I finished the Crucible last night. Loved it. I was so infuriated with the whole town, can’t believe that these types of trials actually happened!
He of course took several liberties with the facts of the Salem witch trials, but it doesn’t change the horrific impact of mass hysteria and fearmongering on targeted individuals. Definitely worth thinking about.
He was also very deliberately drawing a direct parallel to the McCarthyite hysteria of his own time. As I recall (haven’t read the book since high school but did see the movie version several years ago, and I’m not sure how closely that followed) the thing that really makes her protagonist balk and is responsible for his death is his refusal to implicate others (or to name names, in other words).
Leslie Jaszczak The screenplay was written by Arthur Miller himself and is almost an exact rendering of the stage play. It’s one of my favorite movies.
@Leslie It is metaphorically what happened to Miller himself. He was summoned to the McCarthy hearings and refused to name names. He suffered a significant backlash in his professional life because of it.

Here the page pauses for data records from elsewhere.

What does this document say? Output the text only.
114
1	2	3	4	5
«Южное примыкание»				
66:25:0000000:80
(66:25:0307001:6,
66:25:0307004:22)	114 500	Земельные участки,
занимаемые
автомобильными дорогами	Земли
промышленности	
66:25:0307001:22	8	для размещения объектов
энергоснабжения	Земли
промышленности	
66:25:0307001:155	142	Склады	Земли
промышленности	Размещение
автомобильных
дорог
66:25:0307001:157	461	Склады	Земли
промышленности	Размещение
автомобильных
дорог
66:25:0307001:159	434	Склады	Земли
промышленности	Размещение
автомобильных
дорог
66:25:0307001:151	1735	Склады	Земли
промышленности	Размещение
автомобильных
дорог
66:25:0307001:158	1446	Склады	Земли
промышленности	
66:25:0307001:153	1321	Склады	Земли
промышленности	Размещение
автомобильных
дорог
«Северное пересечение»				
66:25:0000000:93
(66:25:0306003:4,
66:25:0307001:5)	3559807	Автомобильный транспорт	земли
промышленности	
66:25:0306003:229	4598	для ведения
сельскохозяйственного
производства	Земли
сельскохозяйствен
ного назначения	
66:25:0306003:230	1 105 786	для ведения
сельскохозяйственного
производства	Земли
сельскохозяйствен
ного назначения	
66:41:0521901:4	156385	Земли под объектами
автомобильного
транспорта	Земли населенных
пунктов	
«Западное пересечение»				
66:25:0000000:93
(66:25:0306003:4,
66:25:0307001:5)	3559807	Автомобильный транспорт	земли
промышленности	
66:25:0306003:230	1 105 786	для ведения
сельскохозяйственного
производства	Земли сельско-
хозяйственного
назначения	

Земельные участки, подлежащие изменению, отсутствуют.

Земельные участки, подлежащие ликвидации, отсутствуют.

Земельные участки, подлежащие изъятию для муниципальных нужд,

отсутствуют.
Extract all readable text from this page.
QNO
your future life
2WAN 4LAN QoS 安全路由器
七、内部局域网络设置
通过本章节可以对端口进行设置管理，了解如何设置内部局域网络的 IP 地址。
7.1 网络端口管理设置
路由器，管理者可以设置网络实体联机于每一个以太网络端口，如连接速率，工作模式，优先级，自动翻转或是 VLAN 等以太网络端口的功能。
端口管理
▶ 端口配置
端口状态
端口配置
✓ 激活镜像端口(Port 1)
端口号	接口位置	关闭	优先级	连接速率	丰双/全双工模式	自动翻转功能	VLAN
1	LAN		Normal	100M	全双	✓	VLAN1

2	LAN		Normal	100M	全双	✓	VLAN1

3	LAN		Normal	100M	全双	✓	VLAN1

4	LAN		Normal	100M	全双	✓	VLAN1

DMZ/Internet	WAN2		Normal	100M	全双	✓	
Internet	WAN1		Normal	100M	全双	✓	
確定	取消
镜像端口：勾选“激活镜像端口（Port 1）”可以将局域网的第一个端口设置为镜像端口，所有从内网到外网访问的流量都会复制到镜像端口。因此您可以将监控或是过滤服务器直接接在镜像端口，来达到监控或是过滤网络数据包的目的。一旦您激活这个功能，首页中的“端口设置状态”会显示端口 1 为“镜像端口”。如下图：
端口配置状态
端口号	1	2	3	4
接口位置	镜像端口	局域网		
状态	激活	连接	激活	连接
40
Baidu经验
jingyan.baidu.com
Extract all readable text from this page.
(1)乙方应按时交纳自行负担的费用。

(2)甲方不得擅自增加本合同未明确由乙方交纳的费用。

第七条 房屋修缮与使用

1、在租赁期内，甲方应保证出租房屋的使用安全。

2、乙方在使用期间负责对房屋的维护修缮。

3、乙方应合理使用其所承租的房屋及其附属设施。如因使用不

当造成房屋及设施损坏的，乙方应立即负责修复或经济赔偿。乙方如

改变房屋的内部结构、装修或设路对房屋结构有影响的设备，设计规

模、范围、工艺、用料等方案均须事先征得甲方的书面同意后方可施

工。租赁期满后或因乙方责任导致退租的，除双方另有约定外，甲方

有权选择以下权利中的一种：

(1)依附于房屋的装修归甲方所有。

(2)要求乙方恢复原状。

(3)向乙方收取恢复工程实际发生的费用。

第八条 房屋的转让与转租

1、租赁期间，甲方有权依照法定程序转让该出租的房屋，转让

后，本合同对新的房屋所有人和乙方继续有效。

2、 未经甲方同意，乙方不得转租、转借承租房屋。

That’s why I loved this play/book. In many ways, it is just as applicable today as its was in the 1600’s when it actually happened. Remember a couple of years back with all the scary clown hysteria? Lots of people, mostly young, saw scary clowns everywhere yet no one could prove anything. For a week or so, we had more scary clowns running around our small community than we had people that actually live here…lol!
It’s not a coincidence Miller wrote this around the time of the McCarthy hearings. History doesn’t repeat itself — human nature does.
Simply because a legal action has state or social support does not make it just or tolerable. We human beings continue to do amazingly stupid things century after century – which is why Miller’s message is a timeless warning. https://www.nbc4i.com/news/u-s-world/italian-court-rules-victim-too-ugly-to-be-raped/1850736795
I am teaching this with my students right now. They always love it, and they are always shocked by it!
I wish that I would have been taught history through the use of literature. I remember learning about the Salem Witch Trials in passing during American History, but they did not become real to me until a year later when we read The Crucible in American Literature.
If only we learned from history …. but I loved the book
I think that Arthur Miller was at his peak when he wrote this. I was so overwhelmed, when I read it for the first time, that I immediately started at the beginning and read it for the second time in one sitting.
If you like The Crucible, read Margaret Atwood’s poem Half Hanged Mary.
Also, An Occuuurrence at Owl Creek Bridge by Ambrose Bierce (short story).
As timeless as today’s news
I haven’t read this, but it’s on the list now, thanks.